Les usages du virement instantané se concrétisent petit à petit. Air France, par exemple, proposera dès 2019 ce mode de règlement pour l'achat de ses billets d'avion à distance. Des usages qui, s'ils se démocratisent, pourraient remettre en cause la suprématie des réseaux de paiement par carte, CB, Visa ou Mastercard.

Le 3 juillet dernier, le groupe BPCE, par l’intermédiaire de sa filiale Natixis Payments, a présenté devant la presse les premiers cas d’usage du virement en temps réel. Outre le paiement instantané entre particuliers ou le versement des indemnités d’assurance, le groupe bancaire va adapter ce moyen de paiement aux achats en ligne et le proposer aux e-commerçants. Concrètement, au moment de payer son panier, l’internaute pourra sélectionner l’option paiement instantané, plutôt que d'utiliser sa carte bancaire. Le premier site à le mettre en place sera Air France, avec un lancement prévu début 2019. Dans un premier temps, il sera toutefois réservé aux seuls clients détenant un compte à la Banque Populaire ou à la Caisse d’Epargne, les deux banques de détail de BPCE.

Invité à commenter ce démarrage prochain, Marc Verspyck, directeur général adjoint Economie et Finances de la compagnie aérienne, a souligné les avantages pour les utilisateurs. « Lorsque l’on questionne nos clients, ils disent vouloir avoir l’expérience de paiement la plus simple possible et la plus sécurisée qu’il soit. Le paiement instantané est une solution unique pour répondre à ces attentes », explique-t-il. Principal atout : en cas de dépenses importantes, comme un billet d’avion par exemple, utiliser le paiement instantané permet de ne pas être bloqué par le plafond de carte bancaire.

Un moyen de paiement moins onéreux que la carte bancaire

Pour les e-marchands, le virement en temps réel n’est pas non plus dénué d’intérêts. Il lui permet d'une part de recevoir immédiatement l'argent et donc de ne pas avoir de décalage de trésorerie. D'autre part, si la mise en place et la gestion ne sera pas gratuite pour le commerçant - son système d'information devant notamment être relié à sa banque - le virement instantané lui occasionnerait tout de même moins de frais que le réglement par carte. Dans son livre blanc dédié à l’instant payment, le groupe bancaire écrit ainsi que « le paiement instantané représentera […] une économie de coûts qui pourra s’avérer significative » pour les commerçants. Principale raison évoquée : il permet de se passer de la carte bancaire, de s’extraire ainsi des réseaux Visa, Mastercard et CB (le réseau des banques françaises) et des commissions interbancaires à la charge des marchands. Ces dernières étant plafonnées actuellement à 0,20% de la valeur de l’achat pour les cartes à débit immédiat et 0,30% pour les cartes à débit différé.

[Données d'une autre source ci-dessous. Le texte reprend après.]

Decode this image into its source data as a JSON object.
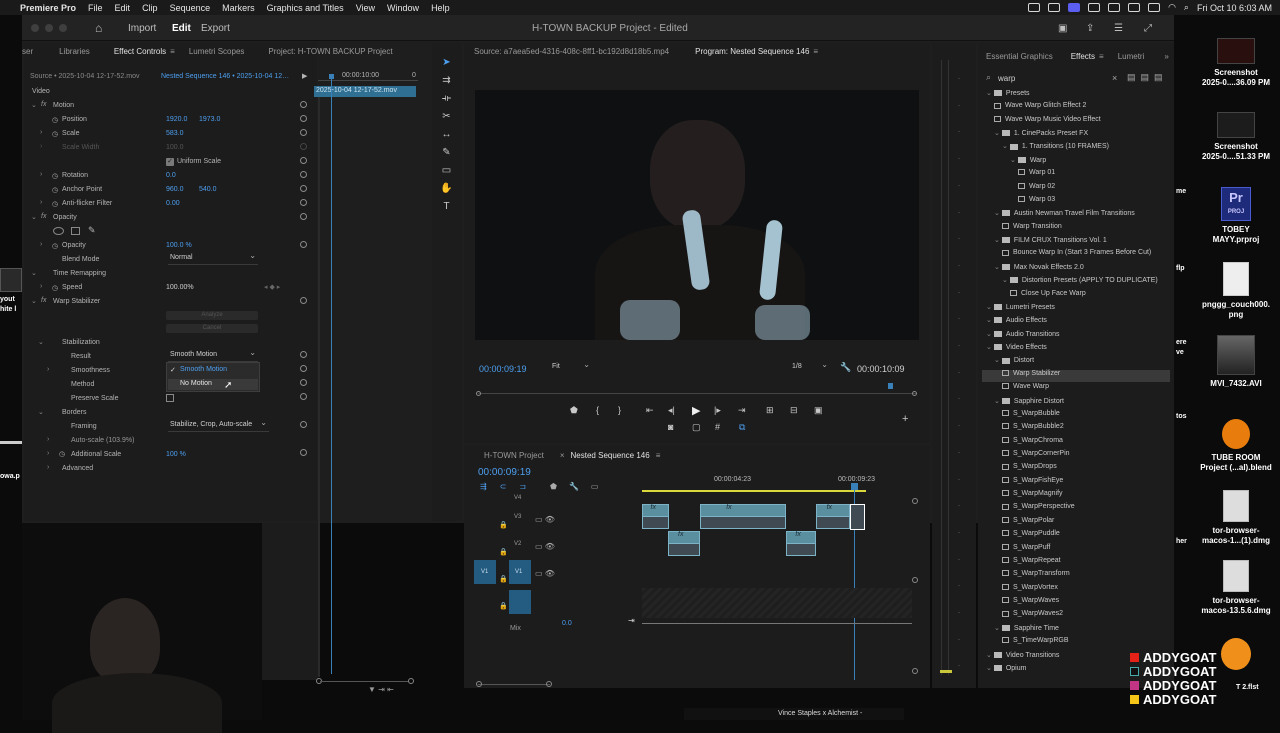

« Nous supprimons l'intermédiaire, nous n’avons plus besoin des schemes [réseaux de paiement, NDLR] de Visa, de Mastercard, et donc il y aura une économie sensible pour les commerçants qui opéreront le paiement instantané », a d’ailleurs expliqué Pierre Antoine Vacheron, membre du comité de direction général de Natixis en charge des paiements, qui présidait la conférence de presse. Il n’a toutefois ni chiffré le gain, ni précisé le montant qui sera facturé aux sites de e-commerce pour ce service. Mais, au regard de la prépondérance de la carte bancaire pour les achats à distance - 73% des internautes, et même 80% des moins de 30 ans, paient leurs paniers par carte (1) – et de l'enthousiasme de Marc Verspyck, ce dernier expliquant vouloir « favoriser cette solution » et « mettre en place un canal pour stimuler ce mode de paiement », les enjeux financiers semblent de taille.

La carte bancaire a de beaux jours devant elle

Il ne sera pas aisé de substituer le paiement instantané à la carte bancaire. Simple d'utilisation et entrée dans les habitudes des consommateurs, celle-ci présente d'autres avantages. Elle offre par exemple des garanties d'achat et des assurances, notamment à l’étranger. Par ailleurs, les cartes peuvent être choisies en débit différé, ce qui permet aux clients de reporter et d'anticiper le passage de l'opération sur leur compte bancaire.

En outre, même s’ils ne s’en servent pas directement, les internautes payant avec des portefeuilles électroniques comme Paypal doivent généralement enregistrer une carte pour utiliser ces services. Des atouts que ne nie pas BPCE et qui font dire à Pierre Antoine Vacheron que le virement instantané sera « un moyen de paiement complémentaire » à la carte. Selon le groupe bancaire, il « remplacera plutôt le chèque et le cash », éventuellement la carte « pour ne pas dépasser son plafond de paiement ».

(1) Sondage réalisé en 2014 sur un échantillon représentatif de la population française de 1 093 personnes par Easypanel pour l’établissement de monnaie électronique TSI.